Growing up in Wisconsin, a five-inch snowfall was pretty routine; heck, even welcomed because for a moment things were white again as opposed to the yellow-brown snow that weeks of sand, plowing, and traffic tends to create.

I have such fond memories of the “real” winters of Wisconsin. When I was younger, winters were awesome! Winter meant sledding, snowmobiles (!!!), outdoor hockey and a general excitement that I just can’t seem to covey to my southern friends. So imagine my delight when I came home yesterday to find my neighbors building an igloo. An IGLOO!! The last time I saw a real honest-to-God igloo was about 18 years ago when I lived in northern Wisconsin (Milltown… about an hour east of Minneapolis for the Google-maps nerds) when we built one in our backyard. I remember pre-forming the blocks in our backyards, covering the snow with water so they’d freeze hard like bricks. The key (as best as I can remember from 18 years ago) to good igloo-building is to stack the snow bricks just like real bricks, using pack snow as mortar, and then get inside the igloo for several minutes so that your body heat creates just a slight ice layer on the inside walls. The ice acts as a buffer between you and the snow walls – it keeps the heat inside, but the snow on the other side of the ice stays cold enough to not melt. If done properly, an igloo is actually remarkably warm on the inside – that much I remember for certain.

So with five inches of snow now rapidly melting, I miss “real” winters. I miss snowmobiles big-time… and the sledding hill by my house with the huge jumps that left bruises from wiping out on them… pick-up hockey games on the outdoor rinks… feet and feet of snow… Funny thing is now that it’s March I’m ready for spring. The longer I live in Kentucky, the less fun winter seems. Maybe I’m just getting old, maybe I’ve lived here too long. Probably both.

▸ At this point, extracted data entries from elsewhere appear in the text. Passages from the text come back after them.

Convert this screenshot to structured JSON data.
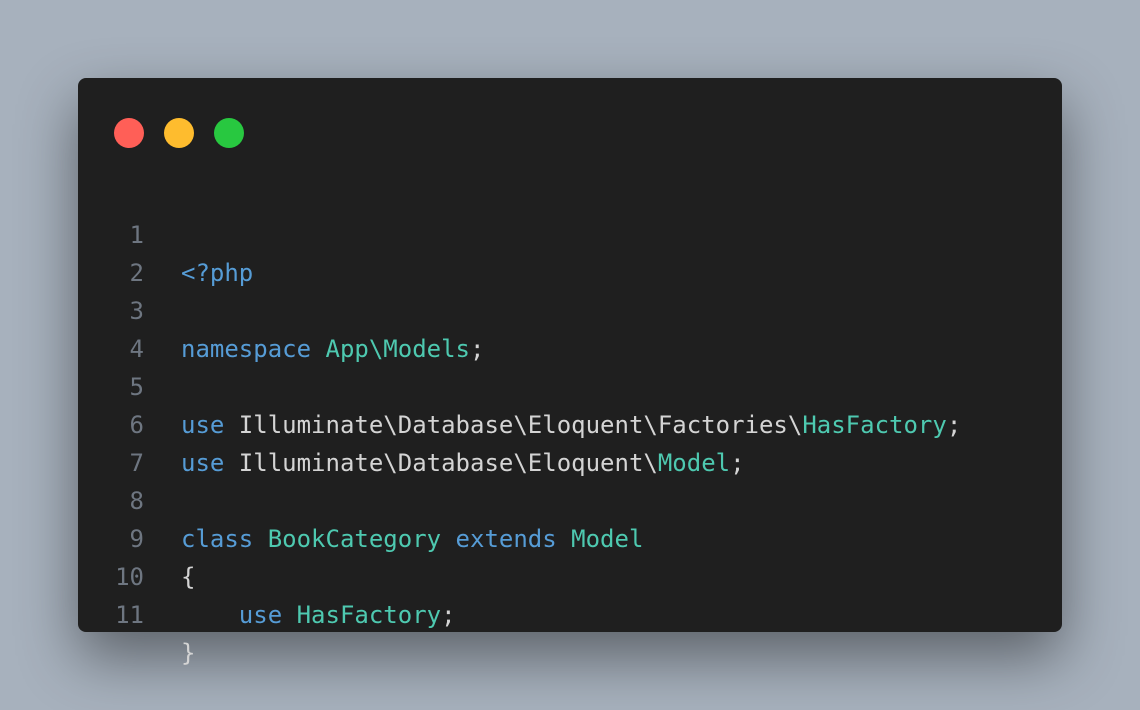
{
  "window": {
    "buttons": [
      {
        "name": "close",
        "color": "#ff5f57"
      },
      {
        "name": "minimize",
        "color": "#febc2e"
      },
      {
        "name": "maximize",
        "color": "#28c840"
      }
    ]
  },
  "colors": {
    "keyword": "#569cd6",
    "type": "#4ec9b0",
    "plain": "#d4d4d4",
    "line_number": "#6e7681",
    "editor_background": "#1f1f1f",
    "page_background": "#a7b1bd"
  },
  "code": {
    "lines": [
      {
        "number": "1",
        "tokens": [
          {
            "text": "<?php",
            "kind": "kw"
          }
        ]
      },
      {
        "number": "2",
        "tokens": []
      },
      {
        "number": "3",
        "tokens": [
          {
            "text": "namespace",
            "kind": "kw"
          },
          {
            "text": " ",
            "kind": "pl"
          },
          {
            "text": "App\\Models",
            "kind": "ty"
          },
          {
            "text": ";",
            "kind": "pl"
          }
        ]
      },
      {
        "number": "4",
        "tokens": []
      },
      {
        "number": "5",
        "tokens": [
          {
            "text": "use",
            "kind": "kw"
          },
          {
            "text": " Illuminate\\Database\\Eloquent\\Factories\\",
            "kind": "pl"
          },
          {
            "text": "HasFactory",
            "kind": "ty"
          },
          {
            "text": ";",
            "kind": "pl"
          }
        ]
      },
      {
        "number": "6",
        "tokens": [
          {
            "text": "use",
            "kind": "kw"
          },
          {
            "text": " Illuminate\\Database\\Eloquent\\",
            "kind": "pl"
          },
          {
            "text": "Model",
            "kind": "ty"
          },
          {
            "text": ";",
            "kind": "pl"
          }
        ]
      },
      {
        "number": "7",
        "tokens": []
      },
      {
        "number": "8",
        "tokens": [
          {
            "text": "class",
            "kind": "kw"
          },
          {
            "text": " ",
            "kind": "pl"
          },
          {
            "text": "BookCategory",
            "kind": "ty"
          },
          {
            "text": " ",
            "kind": "pl"
          },
          {
            "text": "extends",
            "kind": "kw"
          },
          {
            "text": " ",
            "kind": "pl"
          },
          {
            "text": "Model",
            "kind": "ty"
          }
        ]
      },
      {
        "number": "9",
        "tokens": [
          {
            "text": "{",
            "kind": "pl"
          }
        ]
      },
      {
        "number": "10",
        "tokens": [
          {
            "text": "    ",
            "kind": "pl"
          },
          {
            "text": "use",
            "kind": "kw"
          },
          {
            "text": " ",
            "kind": "pl"
          },
          {
            "text": "HasFactory",
            "kind": "ty"
          },
          {
            "text": ";",
            "kind": "pl"
          }
        ]
      },
      {
        "number": "11",
        "tokens": [
          {
            "text": "}",
            "kind": "pl"
          }
        ]
      }
    ]
  }
}
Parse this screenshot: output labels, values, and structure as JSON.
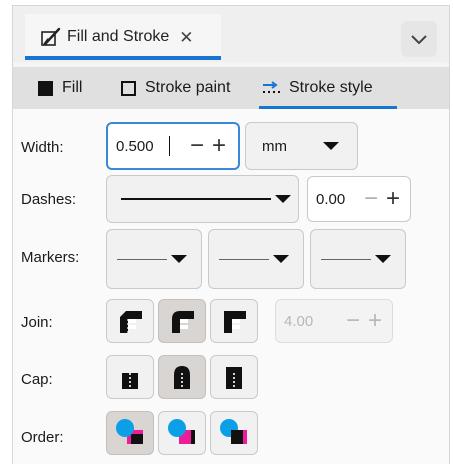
{
  "dock": {
    "tab_label": "Fill and Stroke",
    "close_glyph": "✕",
    "menu_icon": "chevron-down-icon"
  },
  "tabs": [
    {
      "label": "Fill",
      "icon": "filled-square-icon",
      "active": false
    },
    {
      "label": "Stroke paint",
      "icon": "outline-square-icon",
      "active": false
    },
    {
      "label": "Stroke style",
      "icon": "stroke-style-icon",
      "active": true
    }
  ],
  "stroke_style": {
    "width": {
      "label": "Width:",
      "value": "0.500",
      "unit": "mm"
    },
    "dashes": {
      "label": "Dashes:",
      "offset": "0.00"
    },
    "markers": {
      "label": "Markers:"
    },
    "join": {
      "label": "Join:",
      "options": [
        "bevel-join-icon",
        "round-join-icon",
        "miter-join-icon"
      ],
      "selected": 1,
      "miter_limit": "4.00"
    },
    "cap": {
      "label": "Cap:",
      "options": [
        "butt-cap-icon",
        "round-cap-icon",
        "square-cap-icon"
      ],
      "selected": 1
    },
    "order": {
      "label": "Order:",
      "options": [
        "fill-stroke-markers-icon",
        "stroke-fill-icon",
        "markers-stroke-fill-icon"
      ],
      "selected": 0
    }
  },
  "colors": {
    "accent": "#1676d2",
    "order_blue": "#0a9fe6",
    "order_pink": "#ee1c9a"
  }
}
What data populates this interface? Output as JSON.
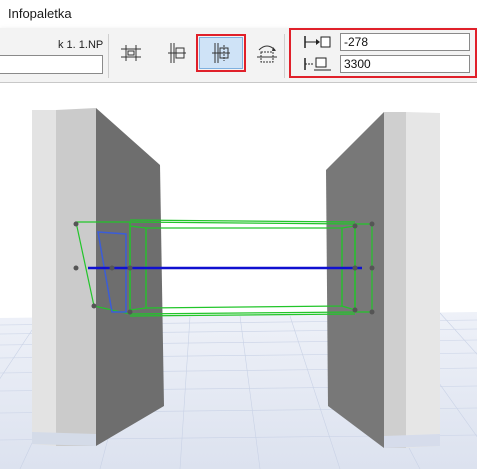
{
  "window": {
    "title": "Infopaletka"
  },
  "palette": {
    "story_label": "k 1. 1.NP",
    "story_value": "",
    "tools": [
      {
        "name": "gear-icon-1",
        "active": false
      },
      {
        "name": "gear-icon-2",
        "active": false
      },
      {
        "name": "gear-icon-3",
        "active": true
      },
      {
        "name": "gear-icon-4",
        "active": false
      }
    ],
    "offset_value": "-278",
    "length_value": "3300"
  },
  "colors": {
    "highlight": "#e0202a",
    "active_tool": "#cfe3f7",
    "selection_green": "#22c52a",
    "reference_line_blue": "#1010d0"
  }
}
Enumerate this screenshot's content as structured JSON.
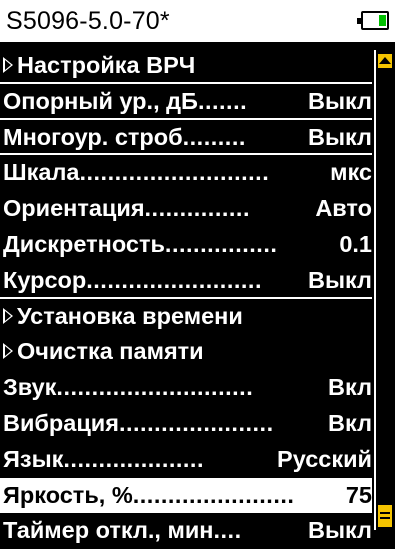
{
  "header": {
    "title": "S5096-5.0-70*",
    "battery_icon": "battery-icon",
    "battery_color": "#00c000"
  },
  "menu": {
    "items": [
      {
        "label": "Настройка ВРЧ",
        "submenu": true
      },
      {
        "label": "Опорный ур., дБ",
        "dots": ".......",
        "value": "Выкл"
      },
      {
        "label": "Многоур. строб",
        "dots": ".........",
        "value": "Выкл"
      },
      {
        "label": "Шкала",
        "dots": "...........................",
        "value": "мкс"
      },
      {
        "label": "Ориентация",
        "dots": "...............",
        "value": "Авто"
      },
      {
        "label": "Дискретность",
        "dots": "................",
        "value": "0.1"
      },
      {
        "label": "Курсор",
        "dots": ".........................",
        "value": "Выкл"
      },
      {
        "label": "Установка времени",
        "submenu": true
      },
      {
        "label": "Очистка памяти",
        "submenu": true
      },
      {
        "label": "Звук",
        "dots": "............................",
        "value": "Вкл"
      },
      {
        "label": "Вибрация",
        "dots": "......................",
        "value": "Вкл"
      },
      {
        "label": "Язык",
        "dots": "....................",
        "value": "Русский"
      },
      {
        "label": "Яркость, %",
        "dots": ".......................",
        "value": "75"
      },
      {
        "label": "Таймер откл., мин",
        "dots": "....",
        "value": "Выкл"
      }
    ]
  },
  "scrollbar": {
    "color": "#f5c400"
  }
}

I should become the anti-snowbird. I’ll buy a winter home back in Wisconsin. It will have a big sledding hill next door, a huge fireplace, and at least two snowmobiles parked out front. Salt will be a forbidden commodity.. a shovel and a decent set of snow chains is much cheaper… and better for the environment! And if I get snowed in, I’ll just hitch a sled to the back of the snowmobile. Oh yes, and a little lake nearby that will freeze over so we can play hockey.